La Nina ruled the roost the past two summers, with plenty of heat and humidity along the East Coast. Two of the hottest summers on record in Philadelphia have occurred in the past two summers.
The good news? We probably don't have a third hot summer in a row in store for the region.
The bad news? Like most any summer, we will get heat, humidity, and rain.
In coming up with my summer 'projection', I've looked at a few factors in shaping this forecast. First, summers that are in a developing Nino pattern. This summer will likely fit that pattern as El Nino is starting to bubble in the tropical Pacific. Typically a Nino summer has at least one "cool" month tied to it...it rarely goes hot all the way through but 1991 was an exception...and that started out hot in May and kept on rolling along throughout the summer. Based on our pattern in May so far, a 1991 repeat is not likely.
Second, the rainfall patterns of the past couple of months. Spring until the last four weeks was pretty dry across the Eastern US...with recent rains helping to catch us up somewhat to normal. Had we continued in a dry pattern, we would lean a bit hotter in this forecast but with rainfall helping to moisten the ground up we might not have the propensity to torch as easily as we did in March and April, when the ground was pretty dry and we were in a very dry pattern, resulting in 80's both months and a near-record warmest March. Do Spring rains matter? Well, to an extent they do. Years where we were above average in rain in April and May were below average in summer temperature (see 2007, 2009). 2011 came in hot as a dry spell kicked in after a three inch rainfall in mid April and continued through July, with May rains coming in less than half of normal. It isn't a clear cut consideration but it can help or hinder the prospect of heat over the course of summer. If we stay damp/wet into June we will likely not have the same level of heat that we have had the past couple of summers.

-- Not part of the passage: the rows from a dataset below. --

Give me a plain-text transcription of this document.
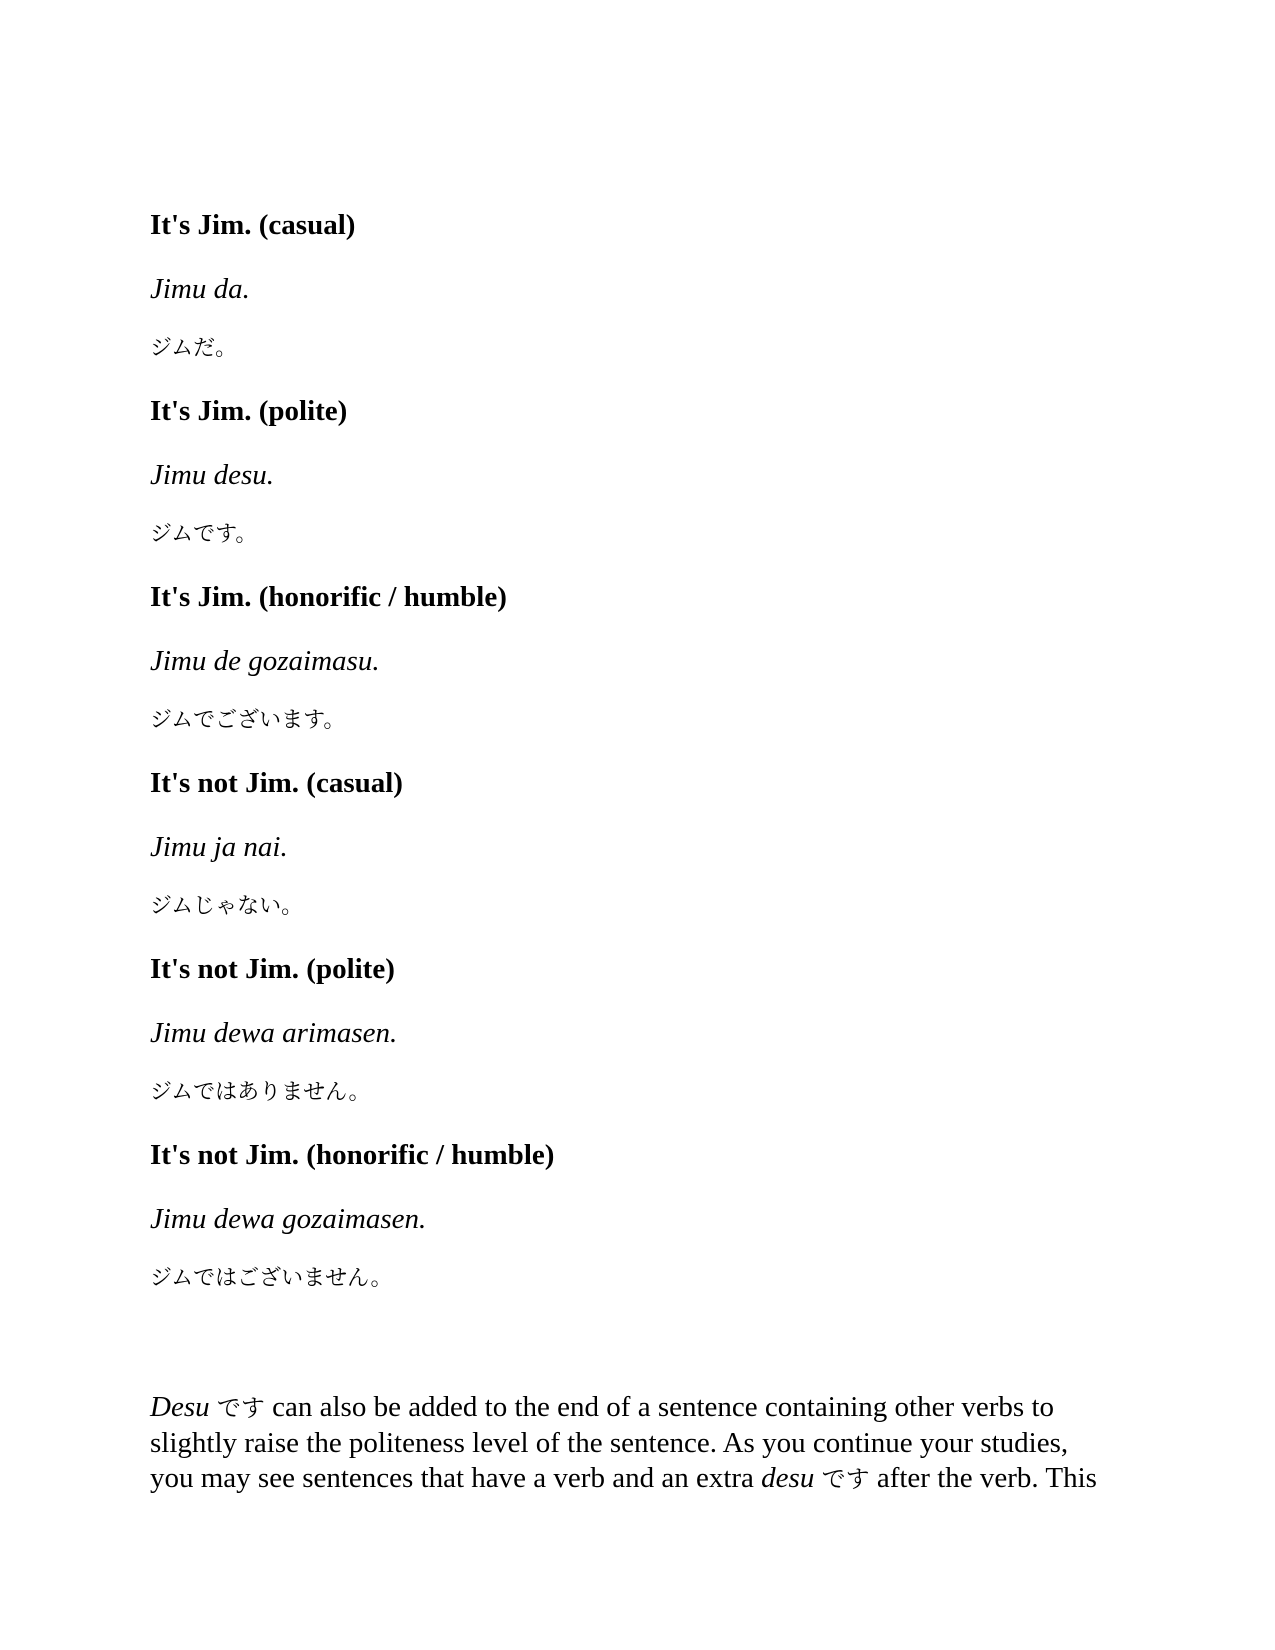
It's Jim. (casual)

Jimu da.

ジムだ。

It's Jim. (polite)

Jimu desu.

ジムです。

It's Jim. (honorific / humble)

Jimu de gozaimasu.

ジムでございます。

It's not Jim. (casual)

Jimu ja nai.

ジムじゃない。

It's not Jim. (polite)

Jimu dewa arimasen.

ジムではありません。

It's not Jim. (honorific / humble)

Jimu dewa gozaimasen.

ジムではございません。

Desu です can also be added to the end of a sentence containing other verbs to
slightly raise the politeness level of the sentence. As you continue your studies,
you may see sentences that have a verb and an extra desu です after the verb. This
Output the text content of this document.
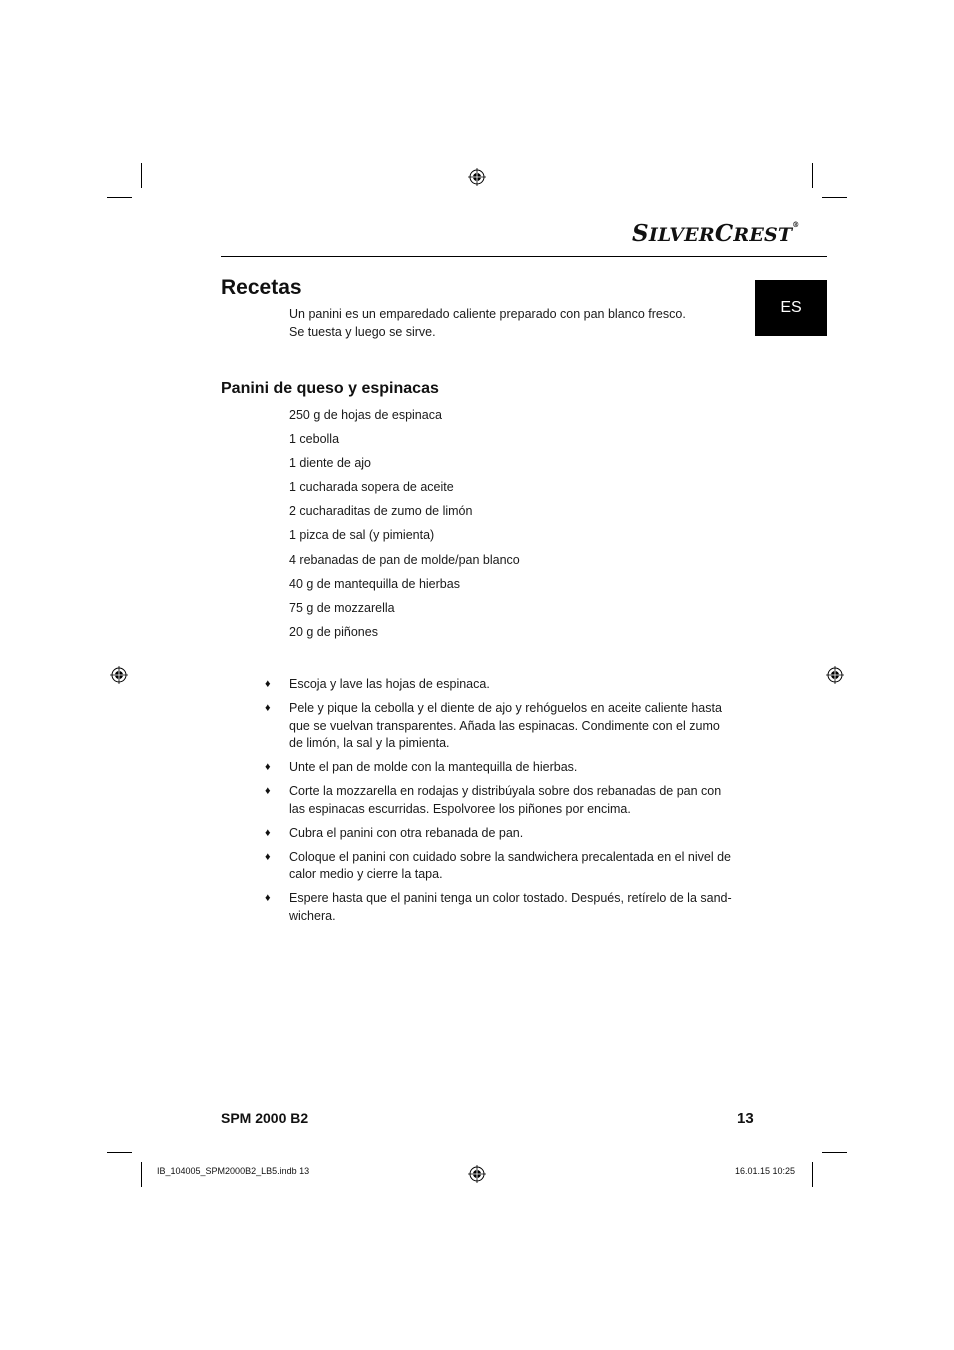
SILVERCREST®
ES
Recetas

Un panini es un emparedado caliente preparado con pan blanco fresco.

Se tuesta y luego se sirve.

Panini de queso y espinacas
250 g de hojas de espinaca
1 cebolla
1 diente de ajo
1 cucharada sopera de aceite
2 cucharaditas de zumo de limón
1 pizca de sal (y pimienta)
4 rebanadas de pan de molde/pan blanco
40 g de mantequilla de hierbas
75 g de mozzarella
20 g de piñones
♦ Escoja y lave las hojas de espinaca.
♦ Pele y pique la cebolla y el diente de ajo y rehóguelos en aceite caliente hasta que se vuelvan transparentes. Añada las espinacas. Condimente con el zumo de limón, la sal y la pimienta.
♦ Unte el pan de molde con la mantequilla de hierbas.
♦ Corte la mozzarella en rodajas y distribúyala sobre dos rebanadas de pan con las espinacas escurridas. Espolvoree los piñones por encima.
♦ Cubra el panini con otra rebanada de pan.
♦ Coloque el panini con cuidado sobre la sandwichera precalentada en el nivel de calor medio y cierre la tapa.
♦ Espere hasta que el panini tenga un color tostado. Después, retírelo de la sand-wichera.
SPM 2000 B2	13
IB_104005_SPM2000B2_LB5.indb 13	16.01.15 10:25
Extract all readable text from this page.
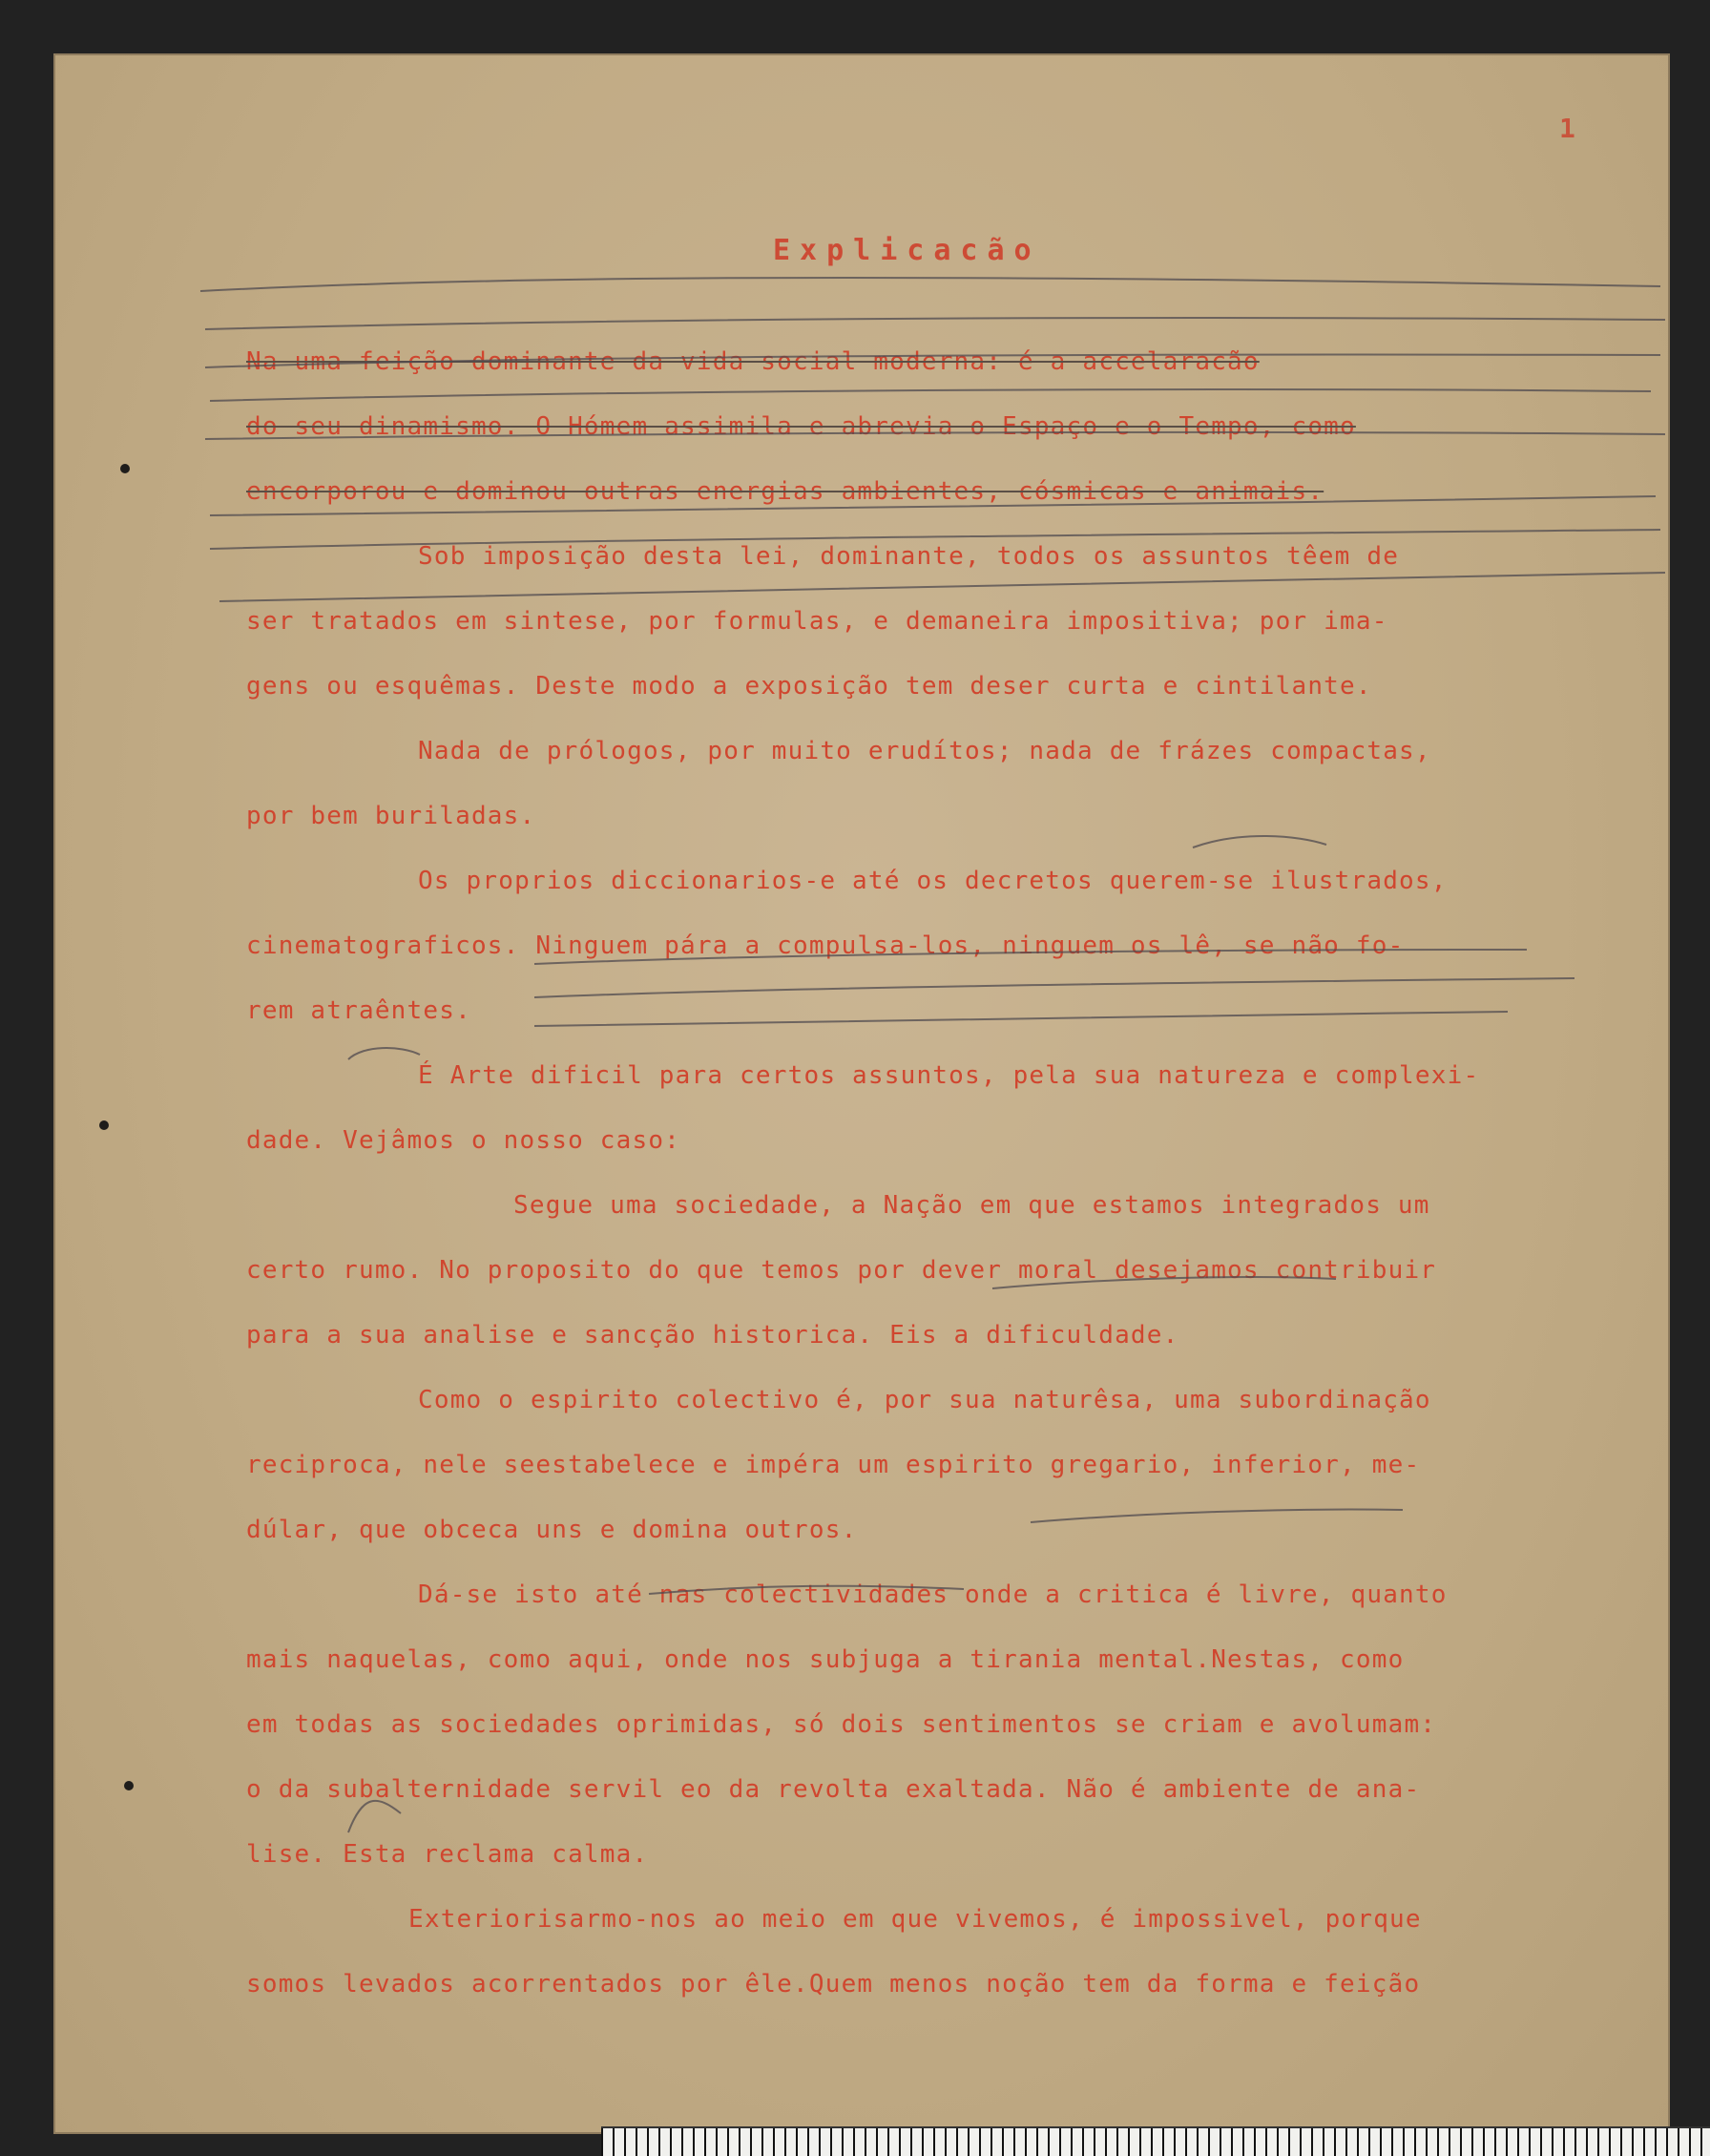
1

Explicacão
Na uma feição dominante da vida social moderna: é a accelaracão
do seu dinamismo. O Hómem assimila e abrevia o Espaço e o Tempo, como
encorporou e dominou outras energias ambientes, cósmicas e animais.
Sob imposição desta lei, dominante, todos os assuntos têem de
ser tratados em sintese, por formulas, e demaneira impositiva; por ima-
gens ou esquêmas. Deste modo a exposição tem deser curta e cintilante.
Nada de prólogos, por muito erudítos; nada de frázes compactas,
por bem buriladas.
Os proprios diccionarios-e até os decretos querem-se ilustrados,
cinematograficos. Ninguem pára a compulsa-los, ninguem os lê, se não fo-
rem atraêntes.
É Arte dificil para certos assuntos, pela sua natureza e complexi-
dade. Vejâmos o nosso caso:
Segue uma sociedade, a Nação em que estamos integrados um
certo rumo. No proposito do que temos por dever moral desejamos contribuir
para a sua analise e sancção historica. Eis a dificuldade.
Como o espirito colectivo é, por sua naturêsa, uma subordinação
reciproca, nele seestabelece e impéra um espirito gregario, inferior, me-
dúlar, que obceca uns e domina outros.
Dá-se isto até nas colectividades onde a critica é livre, quanto
mais naquelas, como aqui, onde nos subjuga a tirania mental.Nestas, como
em todas as sociedades oprimidas, só dois sentimentos se criam e avolumam:
o da subalternidade servil eo da revolta exaltada. Não é ambiente de ana-
lise. Esta reclama calma.
Exteriorisarmo-nos ao meio em que vivemos, é impossivel, porque
somos levados acorrentados por êle.Quem menos noção tem da forma e feição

In terms of rainfall, much of that is dependent on the strength of the summertime heat ridge that will build over the Southeast. The stronger the ridge, the higher the likelihood of a storm track to Philadelphia's north and the higher the likelihood of heat. Most of the heat in the US appears to set up in the Midwest, South, and Ohio Valley. This could yield a wetter than average pattern along the East Coast this summer although we hopefully won't see the levels of rain and flooding we saw last year. Rainfall could end up being higher than average in June and again in August, with July being near or slightly below average.